O jornal The Washington Post e a empresa proprietária do jornal Charleston Gazette-Mail, na Virgínia Ocidental, foram os primeiros a terem acesso aos dados, que foram coletados pela DEA (Agência de Repressão às Drogas (DEA), de 2006 a 2012, depois de uma luta judicial de um ano.
Em julho, o Washington Post informou que os dados revelaram que as empresas farmacêuticas do país tinham fabricado e distribuído mais de 76 bilhões de analgésicos.
Os dados sobre dois anos adicionais —2013 e 2014— foram divulgados recentemente por uma empresa de análise de dados gerenciada por advogados dos demandantes em um enorme processo contra a indústria de opioides.
"Mais de 100 bilhões de comprimidos —é simplesmente de cair o queixo", disse Peter Mougey, advogado de demandantes em Pensacola, na Flórida. "Os dados demonstram que todas as comunidades do país foram impactadas negativamente."
As informações recém-divulgadas, que traçam o caminho dos medicamentos de fabricantes e distribuidores até as farmácias de todo o país, confirmam novamente que seis empresas distribuíram a grande maioria das pílulas contra dor.
McKesson Corp., Cardinal Health, Walgreens, AmerisourceBergen, CVS e Walmart responderam por 76% das pílulas de oxicodona e hidrocodona distribuídas entre 2006 e 2014, de acordo com uma análise do Washington Post. Os novos dados serão adicionados ao banco de dados de pílulas publicado anteriormente pelo jornal.

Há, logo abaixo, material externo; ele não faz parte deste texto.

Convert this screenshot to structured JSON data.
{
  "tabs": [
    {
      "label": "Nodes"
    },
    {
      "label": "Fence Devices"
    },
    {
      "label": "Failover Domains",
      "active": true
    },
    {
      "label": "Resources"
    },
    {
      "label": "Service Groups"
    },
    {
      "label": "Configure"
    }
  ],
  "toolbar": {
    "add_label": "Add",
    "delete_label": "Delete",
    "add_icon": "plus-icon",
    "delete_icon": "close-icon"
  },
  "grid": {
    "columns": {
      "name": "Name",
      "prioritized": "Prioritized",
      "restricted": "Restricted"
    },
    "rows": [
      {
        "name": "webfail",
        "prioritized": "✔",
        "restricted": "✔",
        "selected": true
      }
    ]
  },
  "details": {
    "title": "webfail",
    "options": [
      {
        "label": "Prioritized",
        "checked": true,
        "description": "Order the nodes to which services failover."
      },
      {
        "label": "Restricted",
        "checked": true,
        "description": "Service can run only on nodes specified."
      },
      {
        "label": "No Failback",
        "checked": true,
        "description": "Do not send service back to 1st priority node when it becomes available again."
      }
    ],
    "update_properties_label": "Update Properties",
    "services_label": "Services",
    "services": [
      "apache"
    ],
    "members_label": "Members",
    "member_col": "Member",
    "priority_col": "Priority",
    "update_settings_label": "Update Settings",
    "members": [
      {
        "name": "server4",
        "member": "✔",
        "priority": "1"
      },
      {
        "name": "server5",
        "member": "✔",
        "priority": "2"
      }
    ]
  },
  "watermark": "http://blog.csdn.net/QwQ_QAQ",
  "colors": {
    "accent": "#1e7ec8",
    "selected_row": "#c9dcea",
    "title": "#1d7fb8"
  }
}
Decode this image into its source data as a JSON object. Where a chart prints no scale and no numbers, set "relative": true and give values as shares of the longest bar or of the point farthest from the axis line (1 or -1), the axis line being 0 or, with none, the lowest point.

Três fabricantes ainda respondiam por 85% dos medicamentos: SpecGx, subsidiária da Mallinckrodt; Actavis Pharma; e Par Pharmaceutical, subsidiária da Endo Pharmaceuticals.

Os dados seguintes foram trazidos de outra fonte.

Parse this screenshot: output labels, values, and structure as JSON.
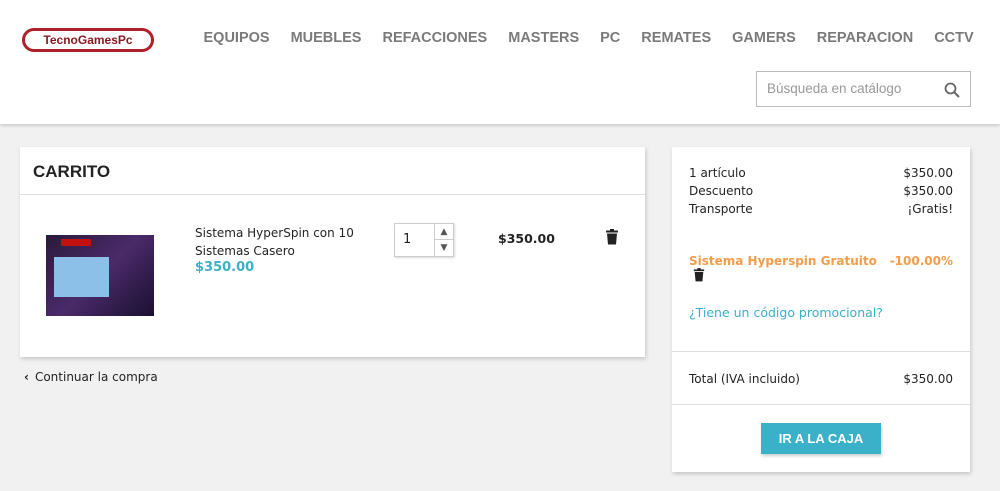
{
  "header": {
    "logo": "TecnoGamesPc",
    "nav": [
      "EQUIPOS",
      "MUEBLES",
      "REFACCIONES",
      "MASTERS",
      "PC",
      "REMATES",
      "GAMERS",
      "REPARACION",
      "CCTV"
    ],
    "search_placeholder": "Búsqueda en catálogo"
  },
  "cart": {
    "title": "CARRITO",
    "item": {
      "name": "Sistema HyperSpin con 10 Sistemas Casero",
      "price": "$350.00",
      "quantity": "1",
      "total": "$350.00"
    },
    "continue": "Continuar la compra"
  },
  "summary": {
    "items_label": "1 artículo",
    "items_value": "$350.00",
    "discount_label": "Descuento",
    "discount_value": "$350.00",
    "shipping_label": "Transporte",
    "shipping_value": "¡Gratis!",
    "voucher_name": "Sistema Hyperspin Gratuito",
    "voucher_value": "-100.00%",
    "promo_link": "¿Tiene un código promocional?",
    "total_label": "Total (IVA incluido)",
    "total_value": "$350.00",
    "checkout": "IR A LA CAJA"
  },
  "colors": {
    "accent": "#3bb0c9",
    "voucher": "#f39d4b",
    "logo": "#b0202a"
  }
}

O volume de comprimidos distribuídos disparou à medida que a epidemia deixava mais vítimas. De 2006 a 2014, mais de 130 mil americanos morreram por causa de opioides vendidos sob prescrição.

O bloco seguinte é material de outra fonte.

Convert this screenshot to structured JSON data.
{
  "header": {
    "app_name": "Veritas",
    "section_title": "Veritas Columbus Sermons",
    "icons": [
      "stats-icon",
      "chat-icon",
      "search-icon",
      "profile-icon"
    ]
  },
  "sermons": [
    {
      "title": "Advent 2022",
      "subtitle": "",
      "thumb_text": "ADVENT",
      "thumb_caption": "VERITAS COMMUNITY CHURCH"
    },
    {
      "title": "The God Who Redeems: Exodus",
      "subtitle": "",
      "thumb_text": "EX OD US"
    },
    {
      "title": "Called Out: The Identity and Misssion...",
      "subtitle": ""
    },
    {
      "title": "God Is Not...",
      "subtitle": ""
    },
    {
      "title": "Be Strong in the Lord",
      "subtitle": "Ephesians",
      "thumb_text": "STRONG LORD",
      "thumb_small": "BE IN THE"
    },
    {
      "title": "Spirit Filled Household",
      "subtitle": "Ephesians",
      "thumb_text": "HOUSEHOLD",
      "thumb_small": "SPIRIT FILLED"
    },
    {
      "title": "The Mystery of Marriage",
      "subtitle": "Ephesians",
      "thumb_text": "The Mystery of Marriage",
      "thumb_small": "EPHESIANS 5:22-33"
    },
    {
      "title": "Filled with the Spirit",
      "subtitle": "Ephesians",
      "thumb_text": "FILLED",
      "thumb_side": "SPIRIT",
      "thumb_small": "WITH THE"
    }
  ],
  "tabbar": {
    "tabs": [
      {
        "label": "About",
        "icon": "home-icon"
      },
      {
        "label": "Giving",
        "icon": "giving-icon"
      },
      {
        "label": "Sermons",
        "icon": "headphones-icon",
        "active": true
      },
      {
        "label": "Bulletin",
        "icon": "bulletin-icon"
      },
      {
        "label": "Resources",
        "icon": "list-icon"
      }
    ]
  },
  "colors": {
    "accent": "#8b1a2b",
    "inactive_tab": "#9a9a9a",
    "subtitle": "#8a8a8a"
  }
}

O número de comprimidos produzidos passou de 8,4 bilhões em 2006 para 12,8 bilhões em 2011. A distribuição desses remédios começou a diminuir levemente em 2012, e dados adicionais mostram que em 2014 o número de comprimidos distribuídos foi 11,8 bilhões.
O declínio nas pílulas distribuídas coincide com a repressão da DEA a alguns dos maiores nomes da indústria farmacêutica, incluindo CVS, Walgreens, McKesson e Cardinal.
A DEA acusou as empresas de não denunciarem pedidos suspeitos de analgésicos ao governo federal e de enviá-los mesmo depois que as empresas foram avisadas e multadas, segundo registros da agência.
Os novos dados confirmam ainda os estados que mais receberam opioides proporcionalmente : Virgínia Ocidental, com 66,8 comprimidos por pessoa por ano; Kentucky, com 63,6; Carolina do Sul, com 60,9; e Tennessee, com 59. A Virgínia Ocidental também teve a maior taxa de mortalidade por opioides prescritos durante o período de nove anos.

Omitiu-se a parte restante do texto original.